Intuitiv würde man erwarten, dass Explosionen oder Emissionen von Raketen die meisten Treibhausgasemissionen verursachen. Da Sprengstoffe oder Raketentreibstoff jedoch nicht auf fossilen Brennstoffen basieren, geht die größte Belastung von der Stahlproduktion für Munition und Ausrüstung aus, den sogenannten eingebetteten Emissionen. Diese Emissionen können daher auch außerhalb der Ukraine oder der Russischen Föderation entstanden sein.

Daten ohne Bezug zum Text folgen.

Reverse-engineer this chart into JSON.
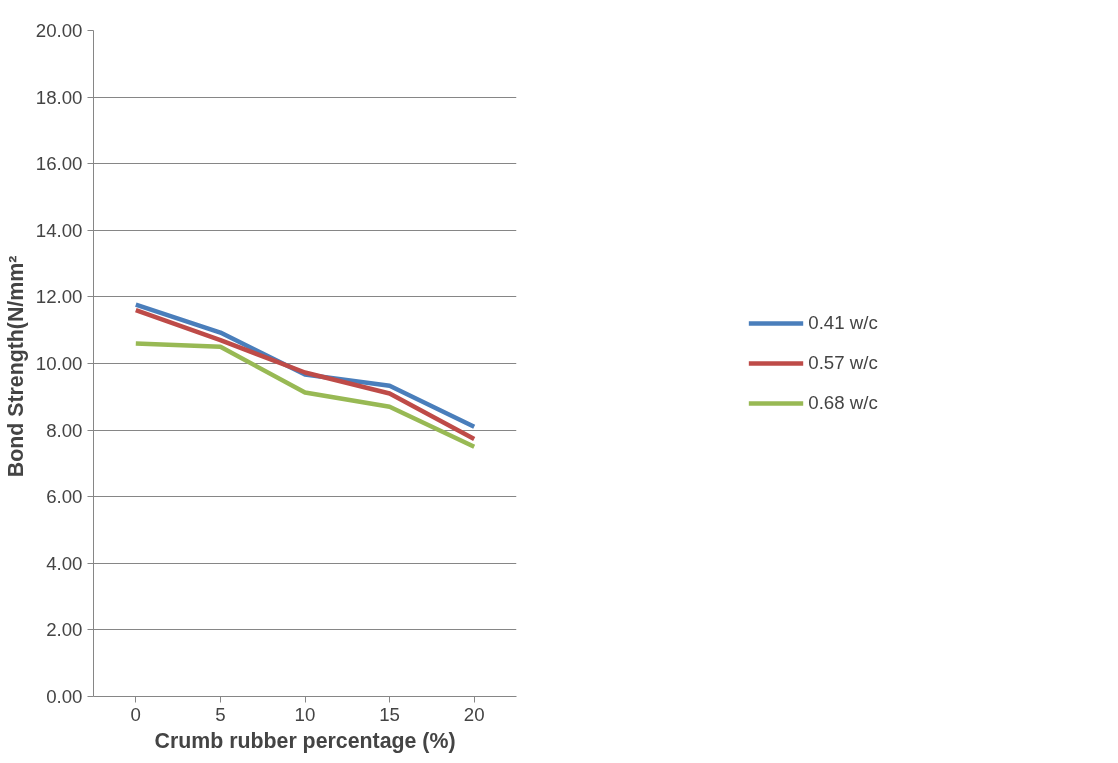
{
  "chart_data": {
    "type": "line",
    "xlabel": "Crumb rubber percentage (%)",
    "ylabel": "Bond  Strength(N/mm²",
    "categories": [
      "0",
      "5",
      "10",
      "15",
      "20"
    ],
    "series": [
      {
        "name": "0.41 w/c",
        "color": "#4a7ebb",
        "values": [
          11.77,
          10.93,
          9.67,
          9.33,
          8.1
        ]
      },
      {
        "name": "0.57 w/c",
        "color": "#be4b48",
        "values": [
          11.6,
          10.7,
          9.73,
          9.1,
          7.73
        ]
      },
      {
        "name": "0.68 w/c",
        "color": "#98b954",
        "values": [
          10.6,
          10.5,
          9.13,
          8.7,
          7.5
        ]
      }
    ],
    "ylim": [
      0,
      20
    ],
    "yticks": [
      {
        "value": 0,
        "label": "0.00"
      },
      {
        "value": 2,
        "label": "2.00"
      },
      {
        "value": 4,
        "label": "4.00"
      },
      {
        "value": 6,
        "label": "6.00"
      },
      {
        "value": 8,
        "label": "8.00"
      },
      {
        "value": 10,
        "label": "10.00"
      },
      {
        "value": 12,
        "label": "12.00"
      },
      {
        "value": 14,
        "label": "14.00"
      },
      {
        "value": 16,
        "label": "16.00"
      },
      {
        "value": 18,
        "label": "18.00"
      },
      {
        "value": 20,
        "label": "20.00"
      }
    ],
    "grid": "y",
    "legend": "right",
    "marker": "none",
    "line_style": "solid"
  }
}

Abbildung 3: Treibhausgas-Emissionen aus der Kriegführung (© Initiative on GHG Accounting of War)
Abbildung 3: Treibhausgas-Emissionen aus der Kriegführung (© Initiative on GHG Accounting of War)
Wald- und Landschaftsbrände
Von Waldbränden, aber auch von Bränden in anderen natürlichen Landschaften, stammten 70 Mio. Tonnen CO2. Diese Wirkungskategorie erfordert eine sorgfältige Zuordnung, da natürliche Brände auch ohne Krieg auftreten. Für die Bewertung wurde die Ukraine in drei Zonen unterteilt: (1) die Kriegszone, in der die Brandintensitäten direkt mit ähnlichen Landschaften unter Regierungskontrolle verglichen werden; (2) von der Regierung kontrollierte Gebiete, in denen ein partieller Zuordnungsfaktor die verminderte Brandbekämpfungskapazität und den gesperrten Luftraum widerspiegelt; sowie (3) die von Russland besetzten Gebiete, die analog behandelt wurden.
In den Jahren 2024 und 2025 zeigten Satellitendaten in den Frontgebieten eine Brandaktivität, die mehr als das Zwanzigfache des historischen Durchschnitts der Jahre 2006–2021 betrug. Fünf Vegetationstypen – Nadelwälder, Laubwälder, Ackerland, Feuchtgebiete und sonstige Vegetation – wurden unter Berücksichtigung unterschiedlicher Biomassebestände und Emissionsfaktoren separat berechnet.